Like every father, Neil Clark Warren worried about whether each of his three daughters would marry the right guy. But not every father turns that concern into a billion-dollar matchmaking business.
As a clinical psychologist and theologian for nearly 40 years, Warren had counseled thousands of couples who couldn’t get along. He was a front-row witness to what he calls the horror of divorce. Statistics painted a bleak picture for his girls.
“Half the people who get married in America are ending up divorced, and of those who stay together, half say they’re not very happy,” Warren notes. How could he help them beat the odds?
To find out why marriages failed, Warren conducted over 500 “divorce autopsies,” interviewing the former spouses, their children and even their parents. The big surprise was that rifts in the relationship had roots far earlier than expected: “We found that over 70 percent of the couples indicated that they were in pretty deep trouble when they first married.”
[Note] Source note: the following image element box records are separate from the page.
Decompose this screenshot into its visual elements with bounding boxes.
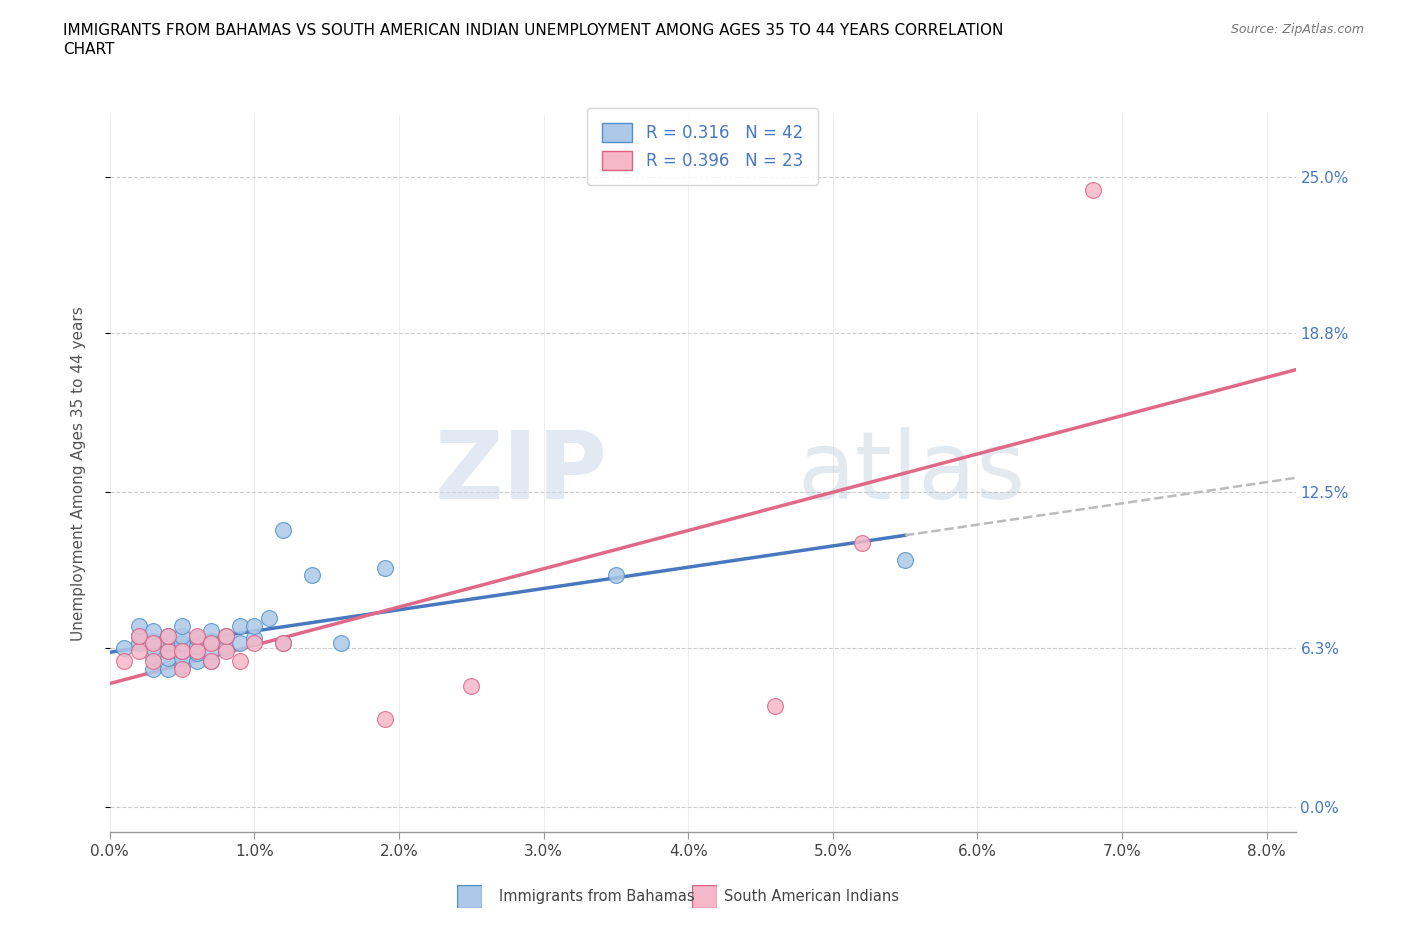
Point (214, 644, 236, 658)
Point (229, 654, 252, 669)
Point (172, 658, 194, 673)
Legend: R = 0.316   N = 42, R = 0.396   N = 23: R = 0.316 N = 42, R = 0.396 N = 23 (588, 108, 818, 185)
Point (200, 636, 222, 651)
Point (330, 636, 353, 651)
Text: atlas: atlas (797, 427, 1026, 519)
Point (128, 629, 150, 644)
Point (142, 641, 165, 656)
Point (172, 636, 194, 651)
Text: Immigrants from Bahamas: Immigrants from Bahamas (499, 889, 695, 904)
Point (186, 631, 208, 645)
Point (200, 644, 222, 658)
Point (128, 636, 150, 651)
Point (156, 636, 179, 651)
Point (128, 644, 150, 658)
Point (142, 623, 165, 638)
Point (200, 633, 222, 648)
Point (460, 679, 482, 694)
Point (128, 618, 150, 633)
Point (1081, 182, 1104, 197)
Point (301, 568, 323, 583)
Point (763, 699, 786, 714)
Point (156, 651, 179, 666)
Point (186, 629, 208, 644)
Point (214, 641, 236, 656)
Point (172, 661, 194, 676)
Point (186, 654, 208, 669)
Point (186, 638, 208, 653)
Point (229, 636, 252, 651)
Point (156, 629, 179, 644)
Point (273, 636, 295, 651)
Point (142, 654, 165, 669)
Text: South American Indians: South American Indians (724, 889, 898, 904)
Point (156, 644, 179, 658)
Point (273, 636, 295, 651)
Point (172, 644, 194, 658)
Point (200, 623, 222, 638)
Point (156, 644, 179, 658)
Text: ZIP: ZIP (434, 427, 607, 519)
Point (374, 560, 396, 575)
Point (605, 568, 627, 583)
Point (186, 646, 208, 661)
Point (186, 644, 208, 658)
Point (229, 618, 252, 633)
Point (851, 535, 873, 550)
Point (200, 654, 222, 669)
Point (200, 654, 222, 669)
Text: IMMIGRANTS FROM BAHAMAS VS SOUTH AMERICAN INDIAN UNEMPLOYMENT AMONG AGES 35 TO 4: IMMIGRANTS FROM BAHAMAS VS SOUTH AMERICA… (63, 23, 1004, 38)
Text: Source: ZipAtlas.com: Source: ZipAtlas.com (1230, 23, 1364, 36)
Point (374, 711, 396, 726)
Point (894, 552, 917, 567)
Point (273, 523, 295, 538)
Point (112, 654, 135, 669)
Point (172, 651, 194, 666)
Y-axis label: Unemployment Among Ages 35 to 44 years: Unemployment Among Ages 35 to 44 years (72, 306, 86, 641)
Point (243, 618, 266, 633)
Point (214, 629, 236, 644)
Point (243, 631, 266, 645)
Point (142, 633, 165, 648)
Point (156, 629, 179, 644)
Point (112, 641, 135, 656)
Point (142, 636, 165, 651)
Point (128, 629, 150, 644)
Point (172, 629, 194, 644)
Point (214, 629, 236, 644)
Point (142, 661, 165, 676)
Point (243, 636, 266, 651)
Point (172, 618, 194, 633)
Point (257, 611, 280, 626)
Text: CHART: CHART (63, 42, 115, 57)
Point (142, 648, 165, 663)
Point (156, 661, 179, 676)
Point (172, 644, 194, 658)
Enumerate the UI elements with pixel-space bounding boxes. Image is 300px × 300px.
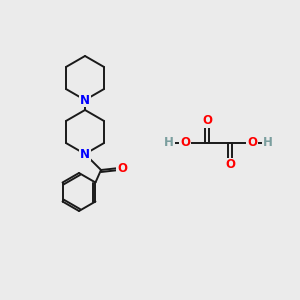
- Text: O: O: [202, 115, 212, 128]
- Text: H: H: [263, 136, 273, 149]
- Text: O: O: [225, 158, 235, 172]
- Text: H: H: [164, 136, 174, 149]
- Text: N: N: [80, 148, 90, 160]
- Text: O: O: [180, 136, 190, 149]
- Text: O: O: [117, 161, 127, 175]
- Text: N: N: [80, 94, 90, 106]
- Text: O: O: [247, 136, 257, 149]
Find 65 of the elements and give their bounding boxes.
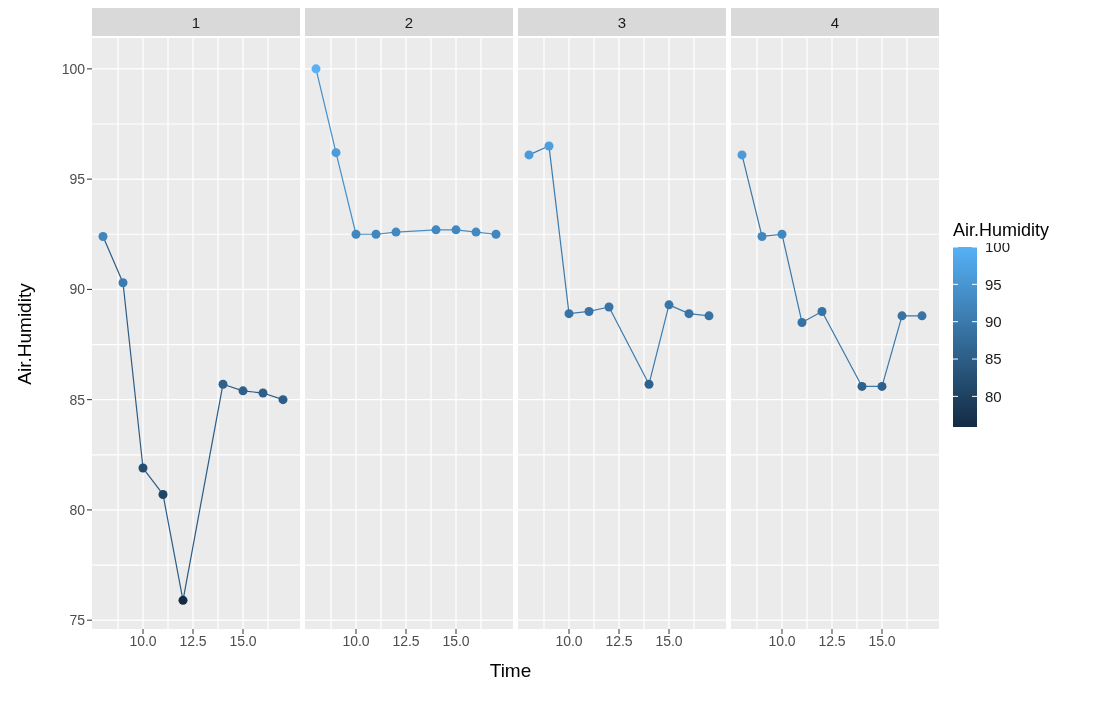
y-tick-label: 75 [69, 612, 86, 629]
point [684, 309, 694, 319]
point [331, 148, 341, 158]
x-tick-label: 10.0 [555, 632, 583, 649]
x-tick-label: 12.5 [818, 632, 846, 649]
point [258, 388, 268, 398]
chart-title: 3 [518, 8, 726, 36]
point [311, 64, 321, 74]
y-tick-label: 90 [69, 281, 86, 298]
x-tick-label: 10.0 [342, 632, 370, 649]
chart-title: 1 [92, 8, 300, 36]
point [644, 379, 654, 389]
point [737, 150, 747, 160]
point [238, 386, 248, 396]
point [544, 141, 554, 151]
point [897, 311, 907, 321]
x-tick-label: 15.0 [229, 632, 257, 649]
y-tick-label: 80 [69, 501, 86, 518]
chart-title: 2 [305, 8, 513, 36]
point [158, 489, 168, 499]
point [138, 463, 148, 473]
color-bar-label: 80 [985, 387, 1002, 405]
x-tick-label: 15.0 [442, 632, 470, 649]
point [491, 229, 501, 239]
point [471, 227, 481, 237]
x-tick-label: 10.0 [129, 632, 157, 649]
color-bar-label: 85 [985, 350, 1002, 368]
y-tick-label: 100 [61, 60, 86, 77]
point [218, 379, 228, 389]
point [704, 311, 714, 321]
point [877, 381, 887, 391]
color-bar-label: 90 [985, 312, 1002, 330]
point [391, 227, 401, 237]
point [98, 231, 108, 241]
point [564, 309, 574, 319]
point [431, 225, 441, 235]
y-axis-title: Air.Humidity [14, 282, 36, 385]
point [118, 278, 128, 288]
x-tick-label: 15.0 [868, 632, 896, 649]
color-bar-label: 95 [985, 275, 1002, 293]
point [351, 229, 361, 239]
point [797, 317, 807, 327]
point [604, 302, 614, 312]
point [664, 300, 674, 310]
point [371, 229, 381, 239]
x-axis-title: Time [488, 660, 533, 682]
point [857, 381, 867, 391]
point [524, 150, 534, 160]
color-bar-title: Air.Humidity [953, 220, 1050, 241]
x-tick-label: 12.5 [392, 632, 420, 649]
x-tick-label: 12.5 [605, 632, 633, 649]
point [584, 306, 594, 316]
x-tick-label: 12.5 [179, 632, 207, 649]
chart-title: 4 [731, 8, 939, 36]
y-tick-label: 95 [69, 171, 86, 188]
x-tick-label: 15.0 [655, 632, 683, 649]
point [777, 229, 787, 239]
x-tick-label: 10.0 [768, 632, 796, 649]
point [757, 231, 767, 241]
point [278, 395, 288, 405]
y-tick-label: 85 [69, 391, 86, 408]
point [451, 225, 461, 235]
point [178, 595, 188, 605]
point [917, 311, 927, 321]
point [817, 306, 827, 316]
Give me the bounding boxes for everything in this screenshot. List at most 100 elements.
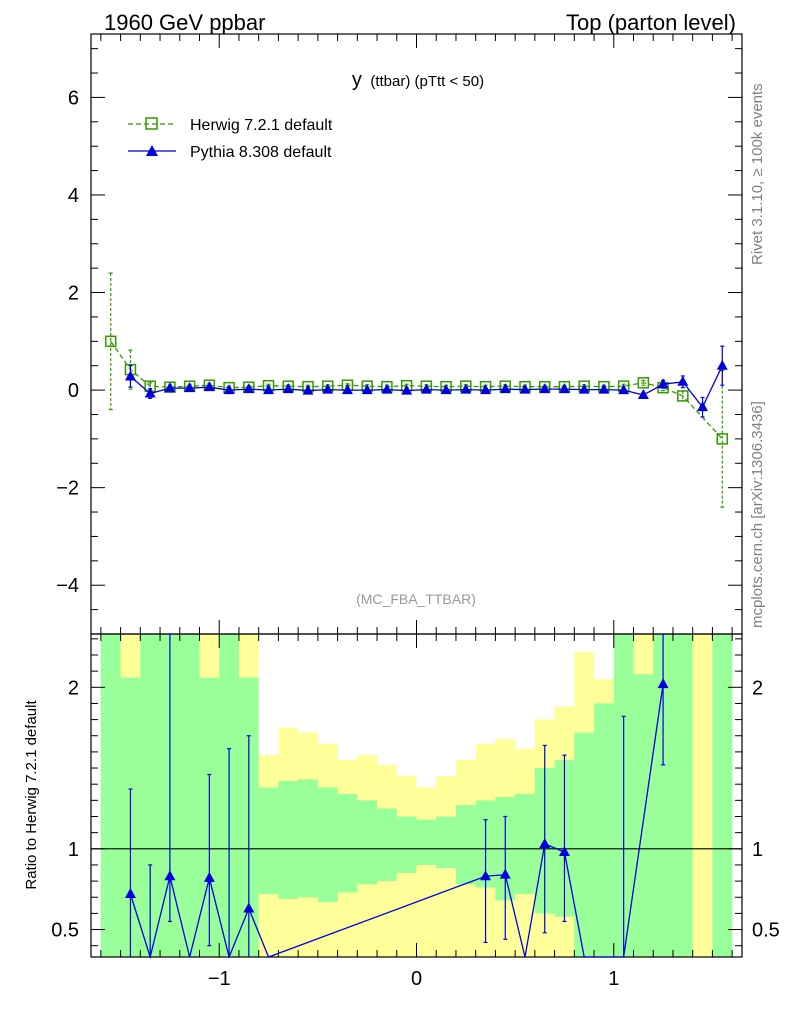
main-y-tick-label: −2 xyxy=(56,478,79,500)
ratio-y-tick-label: 0.5 xyxy=(51,920,79,942)
data-point xyxy=(440,384,452,395)
ratio-band-green xyxy=(357,800,378,885)
data-point xyxy=(322,383,334,394)
x-tick-label: −1 xyxy=(208,968,231,990)
data-point xyxy=(578,383,590,394)
ratio-band-green xyxy=(672,634,693,957)
series-pythia xyxy=(124,345,728,418)
ratio-band-green xyxy=(436,816,456,869)
main-y-tick-label: 6 xyxy=(68,87,79,109)
data-point xyxy=(341,384,353,395)
ratio-band-green xyxy=(396,816,417,874)
main-title-sub: (ttbar) (pTtt < 50) xyxy=(370,73,484,90)
main-y-tick-label: 0 xyxy=(68,380,79,402)
ratio-band-green xyxy=(179,634,200,957)
data-point xyxy=(539,383,551,394)
data-point xyxy=(302,384,314,395)
ratio-band-green xyxy=(140,634,161,957)
main-title: y (ttbar) (pTtt < 50) xyxy=(352,69,484,91)
legend-pythia: Pythia 8.308 default xyxy=(128,144,332,161)
data-point xyxy=(124,370,136,381)
data-point xyxy=(618,384,630,395)
data-point xyxy=(361,384,373,395)
header-right: Top (parton level) xyxy=(566,10,736,35)
ratio-data-point xyxy=(539,837,551,848)
ratio-y-tick-label-right: 0.5 xyxy=(752,920,780,942)
data-point xyxy=(697,401,709,412)
legend-pythia-label: Pythia 8.308 default xyxy=(190,144,332,161)
data-point xyxy=(401,384,413,395)
ratio-band-yellow xyxy=(692,634,713,957)
main-y-tick-label: 2 xyxy=(68,283,79,305)
data-point xyxy=(637,388,649,399)
data-point xyxy=(164,382,176,393)
ratio-data-point xyxy=(657,678,669,689)
ratio-y-axis: 2 2 1 1 0.5 0.5 xyxy=(51,638,780,947)
data-point xyxy=(223,384,235,395)
ratio-band-green xyxy=(416,819,437,865)
data-point xyxy=(637,377,650,389)
header-left: 1960 GeV ppbar xyxy=(104,10,265,35)
ratio-data-point xyxy=(499,868,511,879)
ratio-band-green xyxy=(258,787,279,895)
data-point xyxy=(716,433,729,445)
legend-pythia-marker xyxy=(146,145,158,156)
data-point xyxy=(104,335,117,348)
ratio-band-green xyxy=(337,793,358,893)
ratio-band-green xyxy=(633,674,654,957)
data-point xyxy=(282,383,294,394)
ratio-data-point xyxy=(164,870,176,881)
analysis-label: (MC_FBA_TTBAR) xyxy=(356,591,476,607)
legend-herwig-label: Herwig 7.2.1 default xyxy=(190,117,333,134)
data-point xyxy=(460,383,472,394)
ratio-y-tick-label: 2 xyxy=(68,677,79,699)
data-point xyxy=(203,381,215,392)
data-point xyxy=(499,383,511,394)
ratio-bands xyxy=(100,634,733,957)
ratio-ylabel: Ratio to Herwig 7.2.1 default xyxy=(23,700,40,890)
data-point xyxy=(677,375,689,386)
data-point xyxy=(381,383,393,394)
data-point xyxy=(558,383,570,394)
ratio-band-green xyxy=(515,793,535,895)
main-frame xyxy=(90,33,743,635)
ratio-band-green xyxy=(278,780,299,899)
ratio-band-green xyxy=(712,634,733,957)
mcplots-label: mcplots.cern.ch [arXiv:1306.3436] xyxy=(749,401,766,628)
ratio-y-tick-label-right: 1 xyxy=(752,839,763,861)
legend-herwig-marker xyxy=(145,117,158,130)
main-y-axis: 6 4 2 0 −2 −4 xyxy=(56,48,742,635)
data-point xyxy=(243,383,255,394)
x-tick-label: 0 xyxy=(411,968,422,990)
x-axis: −1 0 1 xyxy=(100,34,733,990)
main-y-tick-label: −4 xyxy=(56,575,79,597)
data-point xyxy=(144,387,156,398)
ratio-series-pythia xyxy=(124,633,669,960)
ratio-band-green xyxy=(377,808,397,882)
ratio-band-green xyxy=(298,779,318,898)
x-tick-label: 1 xyxy=(608,968,619,990)
main-title-var: y xyxy=(352,69,362,91)
ratio-band-green xyxy=(100,634,121,957)
legend-herwig: Herwig 7.2.1 default xyxy=(128,117,333,134)
data-point xyxy=(598,383,610,394)
ratio-data-point xyxy=(124,888,136,899)
data-point xyxy=(519,383,531,394)
layers: 6 4 2 0 −2 −4 −1 0 1 2 2 1 1 0.5 0.5 xyxy=(51,33,780,990)
data-point xyxy=(677,390,689,402)
data-point xyxy=(184,382,196,393)
main-y-tick-label: 4 xyxy=(68,185,79,207)
ratio-data-point xyxy=(243,902,255,913)
data-point xyxy=(420,383,432,394)
ratio-band-green xyxy=(455,805,476,885)
legend: Herwig 7.2.1 default Pythia 8.308 defaul… xyxy=(128,117,333,161)
data-point xyxy=(480,384,492,395)
ratio-data-point xyxy=(558,846,570,857)
ratio-data-point xyxy=(203,871,215,882)
data-point xyxy=(263,384,275,395)
ratio-y-tick-label: 1 xyxy=(68,839,79,861)
ratio-band-green xyxy=(317,787,338,903)
data-point xyxy=(716,359,728,370)
ratio-band-yellow xyxy=(416,787,437,957)
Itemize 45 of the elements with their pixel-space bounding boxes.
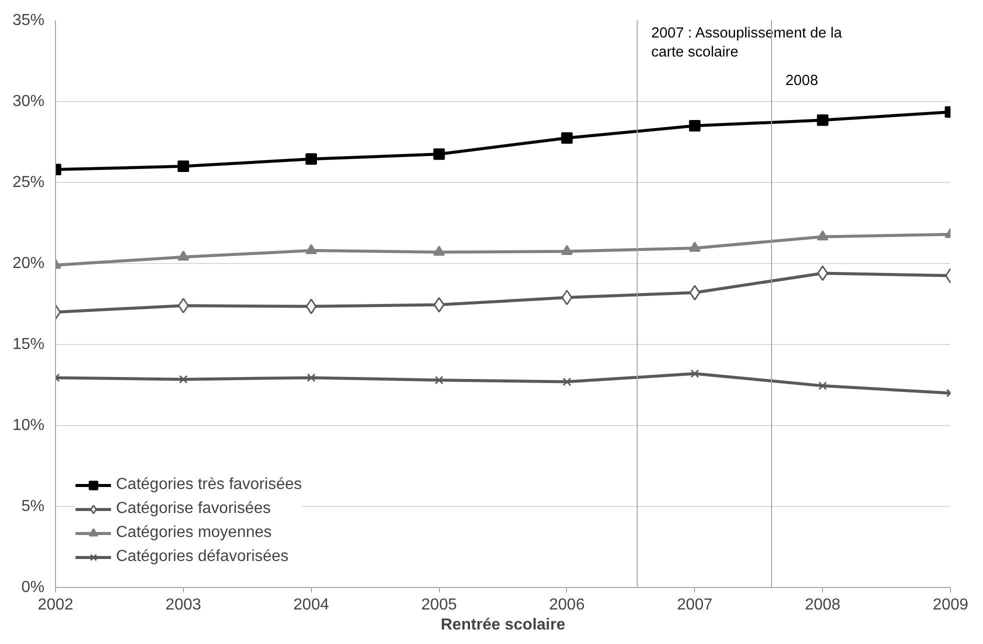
y-tick-label: 35% — [12, 12, 45, 29]
point — [561, 132, 573, 144]
point — [306, 298, 317, 314]
point — [818, 382, 827, 390]
x-tick-label: 2005 — [421, 596, 457, 614]
y-tick-label: 10% — [12, 417, 45, 434]
y-tick-label: 25% — [12, 174, 45, 191]
x-tick-label: 2004 — [293, 596, 330, 614]
point — [816, 114, 828, 126]
legend-label: Catégories très favorisées — [116, 476, 302, 494]
y-tick-label: 20% — [12, 255, 45, 272]
legend-label: Catégories défavorisées — [116, 548, 289, 566]
point — [179, 375, 188, 384]
x-tick-label: 2007 — [676, 596, 713, 614]
point — [562, 377, 572, 386]
x-tick-label: 2002 — [38, 596, 74, 614]
y-tick-label: 30% — [12, 93, 45, 110]
legend-label: Catégorise favorisées — [116, 500, 271, 518]
point — [433, 148, 445, 160]
point — [816, 230, 828, 240]
y-tick-label: 15% — [12, 336, 45, 353]
point — [178, 298, 189, 314]
x-axis-title: Rentrée scolaire — [440, 616, 566, 634]
point — [561, 244, 573, 255]
legend-label: Catégories moyennes — [116, 524, 272, 542]
point — [689, 120, 701, 132]
point — [689, 284, 700, 300]
x-tick-label: 2003 — [166, 596, 202, 614]
point — [817, 265, 828, 281]
point — [178, 160, 190, 172]
point — [433, 246, 445, 256]
x-tick-label: 2008 — [804, 596, 841, 614]
ref-line-label: 2007 : Assouplissement de la carte scolaire — [651, 25, 843, 61]
point — [306, 373, 316, 382]
y-tick-label: 5% — [21, 498, 44, 515]
ref-line-label: 2008 — [786, 72, 818, 89]
x-tick-label: 2006 — [549, 596, 585, 614]
point — [305, 153, 317, 165]
point — [178, 250, 190, 261]
point — [305, 244, 317, 254]
y-tick-label: 0% — [21, 579, 44, 596]
point — [434, 376, 444, 384]
x-tick-label: 2009 — [932, 596, 968, 614]
point — [690, 369, 700, 378]
point — [689, 242, 701, 252]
Warren wondered how he could help people do a better job at selecting a mate. He decided to administer a series of standard tests to 5,000 married people to assess their compatibility. After a rigorous statistical analysis, he says, “we ended up with 800 really solid subjects. We had 200 people in the very happily married category, 200 who were pretty happy but not totally, 200 who were not very happy at all but not ready to quit, and 200 in the very discouraged group.”
Warren then compared the very happily married people with the very discouraged group and struck gold: The two groups had significantly different answers in 29 categories. He hypothesized that if he could bring together people with similar responses in those categories — which include curiosity, intellect, appearance, sexual passion, sense of humor, anger management, self-perception, spirituality and values — the likelihood they’d find the ideal partner would soar.
In the late 1990s, online dating was in its infancy. “It was almost all men and it was a little sleazy,” Warren says. “But in time, I began to see that was the only way we could put people together in a good way.”